Porque é que às vezes essas músicas ficam ‘arrumadas’? Posso falar no tempo em que elas foram gravadas, em que dos álbuns eram extraídos os singles e eram esses singles que ‘batiam’ nas rádios. Hoje em dia é a mesma coisa, faz-se uma canção e são essas que ‘batem’ na rádio – e as outras ficam esquecidas. Alguns radialistas, ou animadores, locutores, ou o que lhes quiser chamar, iam buscar canções aos chamados ‘Lados B’, por gosto pessoal. Estávamos ainda na época dos programas de autor, em que eles iam buscar as canções que, de repente, não tinham nada a ver com os singles que iam saindo. Eu assisti várias vezes a isto, eles diziam: ‘Eu sei que este não é o single, mas aquela de que eu gosto mais é desta, e é esta que eu vou passar’.

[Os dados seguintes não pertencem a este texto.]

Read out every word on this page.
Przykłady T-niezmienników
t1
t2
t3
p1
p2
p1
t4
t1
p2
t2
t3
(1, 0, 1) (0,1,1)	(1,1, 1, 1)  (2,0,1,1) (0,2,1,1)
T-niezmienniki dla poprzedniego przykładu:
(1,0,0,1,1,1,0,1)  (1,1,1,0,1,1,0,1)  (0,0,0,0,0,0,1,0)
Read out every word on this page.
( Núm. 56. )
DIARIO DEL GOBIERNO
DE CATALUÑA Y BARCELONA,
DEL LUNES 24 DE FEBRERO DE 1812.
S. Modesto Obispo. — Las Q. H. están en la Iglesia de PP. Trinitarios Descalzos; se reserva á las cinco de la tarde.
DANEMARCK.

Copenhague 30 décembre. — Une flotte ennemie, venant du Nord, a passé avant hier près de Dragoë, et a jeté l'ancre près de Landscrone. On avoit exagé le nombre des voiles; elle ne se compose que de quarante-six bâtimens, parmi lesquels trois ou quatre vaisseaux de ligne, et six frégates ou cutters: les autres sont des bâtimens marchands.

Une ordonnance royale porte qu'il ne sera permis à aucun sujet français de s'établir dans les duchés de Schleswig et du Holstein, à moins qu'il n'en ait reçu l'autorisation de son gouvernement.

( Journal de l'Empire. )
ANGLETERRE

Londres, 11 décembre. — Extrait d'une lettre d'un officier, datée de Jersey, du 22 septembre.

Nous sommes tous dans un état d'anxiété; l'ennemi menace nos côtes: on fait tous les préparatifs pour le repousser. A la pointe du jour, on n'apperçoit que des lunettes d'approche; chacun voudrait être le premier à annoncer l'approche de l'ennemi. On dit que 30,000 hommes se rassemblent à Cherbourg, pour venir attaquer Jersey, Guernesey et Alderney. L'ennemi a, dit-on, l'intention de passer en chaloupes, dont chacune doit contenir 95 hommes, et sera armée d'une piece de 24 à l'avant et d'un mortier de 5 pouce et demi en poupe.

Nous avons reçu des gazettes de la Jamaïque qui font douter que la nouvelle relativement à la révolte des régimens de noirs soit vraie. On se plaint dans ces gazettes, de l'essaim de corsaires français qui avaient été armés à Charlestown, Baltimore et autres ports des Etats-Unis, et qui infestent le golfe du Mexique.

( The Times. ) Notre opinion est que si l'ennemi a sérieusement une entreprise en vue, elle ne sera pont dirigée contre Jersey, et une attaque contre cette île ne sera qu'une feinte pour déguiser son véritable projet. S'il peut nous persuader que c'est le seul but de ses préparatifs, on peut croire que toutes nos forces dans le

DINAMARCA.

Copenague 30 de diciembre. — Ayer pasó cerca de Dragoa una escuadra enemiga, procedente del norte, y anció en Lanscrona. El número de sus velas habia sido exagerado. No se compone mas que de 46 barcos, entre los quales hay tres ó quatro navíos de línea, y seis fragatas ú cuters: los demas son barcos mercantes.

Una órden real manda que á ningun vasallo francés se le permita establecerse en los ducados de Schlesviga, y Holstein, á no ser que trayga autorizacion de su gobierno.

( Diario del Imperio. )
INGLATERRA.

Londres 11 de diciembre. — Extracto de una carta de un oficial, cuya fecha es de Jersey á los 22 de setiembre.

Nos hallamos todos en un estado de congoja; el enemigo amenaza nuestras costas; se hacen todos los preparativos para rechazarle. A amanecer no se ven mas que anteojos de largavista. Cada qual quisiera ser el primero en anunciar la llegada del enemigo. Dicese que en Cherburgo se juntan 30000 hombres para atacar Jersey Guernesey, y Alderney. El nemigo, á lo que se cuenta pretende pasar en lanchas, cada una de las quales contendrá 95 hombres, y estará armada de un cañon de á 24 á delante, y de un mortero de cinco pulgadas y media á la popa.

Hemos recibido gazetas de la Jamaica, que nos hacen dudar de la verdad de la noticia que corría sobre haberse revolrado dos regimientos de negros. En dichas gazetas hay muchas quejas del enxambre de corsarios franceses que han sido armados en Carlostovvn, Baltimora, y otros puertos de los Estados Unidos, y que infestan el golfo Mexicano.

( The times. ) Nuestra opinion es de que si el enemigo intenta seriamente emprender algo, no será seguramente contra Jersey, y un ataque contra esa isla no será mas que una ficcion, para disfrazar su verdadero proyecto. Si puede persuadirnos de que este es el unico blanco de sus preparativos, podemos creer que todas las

O mesmo conceito que o ‘Ao Canto da Noite’, não é? É. Havia uma questão de gosto próprio dos radialistas.
Há aqui um conceito mais a solo então, mais intimista? É um concerto em que ninguém está a obrigar ninguém em cima do palco, como outro músico qualquer está obrigado aos meus ritmos, às minhas cadências, às minhas pausas, às conversas, à maneira como me dirijo ao público, como faço a gestão do espetáculo. Se, de repente, me apetecer cantar uma canção qualquer que não está programada, canto. Os próprios técnicos estão preparados também para isso.
E da parte do público, como é que se reage a esse modelo de concerto? As várias experiências que tenho tido têm sido engraçadíssimas. Muitas pessoas no fim do espetáculo perguntam-me: ‘Mas esta canção é nova?’. E, às vezes, são canções que têm 20 e tal anos. Sou eu, sozinho com as guitarras. E o que se pretende aqui é exatamente isso, é devolver às pessoas algumas canções a que nunca foi dada importância.
É curioso. Com uma carreira de mais de 40 anos já atingiu diversas gerações, portanto há pessoas no público que se calhar estão com os filhos, que estão a ouvir as mesmas canções, mas pela primeira vez. Sim, eu próprio estava a ouvir as canções para escolher o repertório que ia incluir na lista das que ia cantar, e dava por mim a dizer: ‘Ei, já nem me lembrava disto’. Uma vez até estava a ouvir uma e pensei ‘Mas isto fui eu que escrevi?’ [risos]. Há essa surpresa quando se trata de canções antigas.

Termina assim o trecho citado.